По обе стороны (очерки) (Бальзамо) - страница 79

Он был не только лыс, как колено, но и беззуб. С самого начала я его знала только таким, поэтому в детстве мне казалось, что иначе и быть не могло, но понемногу стало ясно, что и то и другое, очевидно, было следствием перенесенной в лагере цинги. Где проходит граница между знанием и незнанием такого рода? Когда, от кого и при каких обстоятельствах я узнала, что он принадлежал к «племени зэков», бывших заключенных, столь многочисленных, что не заметить их было трудно, несмотря на то что сами они стремились привлекать к себе как можно меньше внимания? Затрудняюсь сказать. Наверное, лет в 13–14, когда я начала читать самиздат. Мне вдруг открылась связь между описаниями заключенных – голодных, забитых, измученных – и тем обстоятельством, что в моем ближайшем окружении тоже был человек, потерявший все зубы и волосы. Не думаю, что кто-то – отец, бабушка или он сам – специально рассказал мне о его лагерном прошлом, скорее, я сама со временем догадалась.

Точно так же никто никогда не говорил мне: «Знай, что твоя бабушка провела значительную часть жизни за решеткой» – подобное сообщение выглядело бы нелепо и вдобавок грозило опасностью. Маленьким детям таких вещей говорить ни в коем случае не следовало: чего доброго повторят в детском саду или в школе, хлопот не оберешься. А детям постарше объяснять уже не было надобности: они и сами постепенно догадывались. Короче говоря, начиная с определенного возраста я знала, что бабушка и некоторые ее знакомые в прошлом были политзаключенными. И благодаря самиздату вскоре поняла, что лишь в редких советских семьях никто не сидел в тот или иной момент.

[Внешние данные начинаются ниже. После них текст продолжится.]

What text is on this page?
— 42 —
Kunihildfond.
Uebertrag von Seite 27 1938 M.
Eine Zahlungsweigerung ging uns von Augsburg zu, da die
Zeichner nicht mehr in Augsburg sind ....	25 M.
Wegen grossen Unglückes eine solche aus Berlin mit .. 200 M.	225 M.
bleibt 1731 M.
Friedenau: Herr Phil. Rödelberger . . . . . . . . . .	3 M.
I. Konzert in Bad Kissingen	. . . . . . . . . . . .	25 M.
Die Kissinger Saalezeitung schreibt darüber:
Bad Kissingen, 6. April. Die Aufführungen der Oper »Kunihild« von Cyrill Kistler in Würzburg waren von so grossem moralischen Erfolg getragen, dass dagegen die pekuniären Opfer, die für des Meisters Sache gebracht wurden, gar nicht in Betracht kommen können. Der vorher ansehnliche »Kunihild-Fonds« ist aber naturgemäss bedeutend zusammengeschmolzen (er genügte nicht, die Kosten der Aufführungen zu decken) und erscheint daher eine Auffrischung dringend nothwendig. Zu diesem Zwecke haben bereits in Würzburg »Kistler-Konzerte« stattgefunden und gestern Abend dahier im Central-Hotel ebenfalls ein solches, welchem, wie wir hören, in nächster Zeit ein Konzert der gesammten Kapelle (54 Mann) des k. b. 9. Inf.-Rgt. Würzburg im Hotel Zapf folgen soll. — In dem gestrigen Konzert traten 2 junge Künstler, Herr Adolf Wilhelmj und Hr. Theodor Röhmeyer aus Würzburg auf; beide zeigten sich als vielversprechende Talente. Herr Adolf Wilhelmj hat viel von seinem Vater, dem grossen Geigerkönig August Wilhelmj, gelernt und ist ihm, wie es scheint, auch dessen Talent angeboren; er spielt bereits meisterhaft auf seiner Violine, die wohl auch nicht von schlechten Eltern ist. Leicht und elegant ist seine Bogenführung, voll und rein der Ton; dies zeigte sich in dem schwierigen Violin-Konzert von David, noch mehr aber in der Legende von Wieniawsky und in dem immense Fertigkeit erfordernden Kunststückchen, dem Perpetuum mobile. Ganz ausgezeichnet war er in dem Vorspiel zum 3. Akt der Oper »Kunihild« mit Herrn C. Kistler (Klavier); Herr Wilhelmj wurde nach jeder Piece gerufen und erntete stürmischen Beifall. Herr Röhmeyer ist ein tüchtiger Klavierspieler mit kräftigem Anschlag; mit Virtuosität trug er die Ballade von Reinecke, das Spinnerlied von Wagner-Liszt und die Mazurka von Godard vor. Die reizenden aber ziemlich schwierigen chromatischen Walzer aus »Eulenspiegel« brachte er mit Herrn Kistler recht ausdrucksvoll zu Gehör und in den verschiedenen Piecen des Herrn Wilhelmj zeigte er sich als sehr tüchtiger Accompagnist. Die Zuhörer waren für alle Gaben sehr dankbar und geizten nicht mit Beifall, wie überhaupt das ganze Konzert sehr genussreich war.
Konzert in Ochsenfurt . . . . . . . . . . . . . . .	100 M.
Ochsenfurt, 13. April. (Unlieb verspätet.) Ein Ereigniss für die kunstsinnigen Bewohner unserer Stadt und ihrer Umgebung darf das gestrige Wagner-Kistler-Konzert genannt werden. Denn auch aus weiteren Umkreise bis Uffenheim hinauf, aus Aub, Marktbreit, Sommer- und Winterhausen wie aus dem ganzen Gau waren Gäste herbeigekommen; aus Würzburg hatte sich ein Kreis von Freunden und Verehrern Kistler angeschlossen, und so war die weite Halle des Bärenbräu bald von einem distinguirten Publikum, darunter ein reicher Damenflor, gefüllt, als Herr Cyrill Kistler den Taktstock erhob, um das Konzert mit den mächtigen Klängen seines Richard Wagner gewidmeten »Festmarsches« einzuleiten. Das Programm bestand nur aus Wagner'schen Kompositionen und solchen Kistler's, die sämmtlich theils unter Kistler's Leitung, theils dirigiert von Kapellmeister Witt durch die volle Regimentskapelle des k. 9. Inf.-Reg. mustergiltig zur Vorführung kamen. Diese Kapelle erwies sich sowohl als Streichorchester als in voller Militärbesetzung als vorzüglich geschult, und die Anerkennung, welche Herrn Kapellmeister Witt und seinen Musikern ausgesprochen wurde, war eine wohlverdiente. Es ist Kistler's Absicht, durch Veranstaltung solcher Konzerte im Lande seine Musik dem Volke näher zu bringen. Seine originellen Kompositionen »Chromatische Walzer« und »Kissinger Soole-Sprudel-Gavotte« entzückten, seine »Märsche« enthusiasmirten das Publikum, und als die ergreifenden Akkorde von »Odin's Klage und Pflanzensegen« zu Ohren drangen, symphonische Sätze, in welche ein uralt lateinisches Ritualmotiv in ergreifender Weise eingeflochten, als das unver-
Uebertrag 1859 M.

Однако учитывая то обстоятельство, что, несмотря на тюремное прошлое, бабушка сохранила и зубы, и волосы, я сделала вывод, что дядя Сема прошел через особо суровые лагеря и что сидел он там особенно долго. Кроме того, он был старше бабушки и ее друзей, казался личностью более значительной, центром их маленького кружка – поэтому я представляла себе его лидером оппозиции, важной фигурой, опасным противником режима. Проверить правильность этой гипотезы мне так никогда и не удалось. Если в биографии бабушки и ее друзей немало пробелов, биография дяди Семы представляет собой сплошное белое пятно. Я даже не уверена, что имя, которым мы его называли, Семен Михайлович Любимов, не псевдоним. По некоторым сведениям, это была не настоящая его фамилия, что укрепляло меня в мысли о его особом статусе.

Когда он бывал у нас в гостях, взрослые члены семьи, отправив меня спать, подолгу беседовали на кухне. Я видела луч света на полу под кухонной дверью, слышала невнятный шум голосов – это была моя версия прустовского «Давно уже я привык укладываться рано…». Столь поздние разговоры, контрастировавшие с обычным укладом жизни, питали мои догадки о том, что взрослые говорят о прошлом, расспрашивают дядю Сему, слушают его рассказы о лагерной жизни. Много лет спустя отец разуверил меня: лагерное бытие в этих беседах никогда не затрагивалось.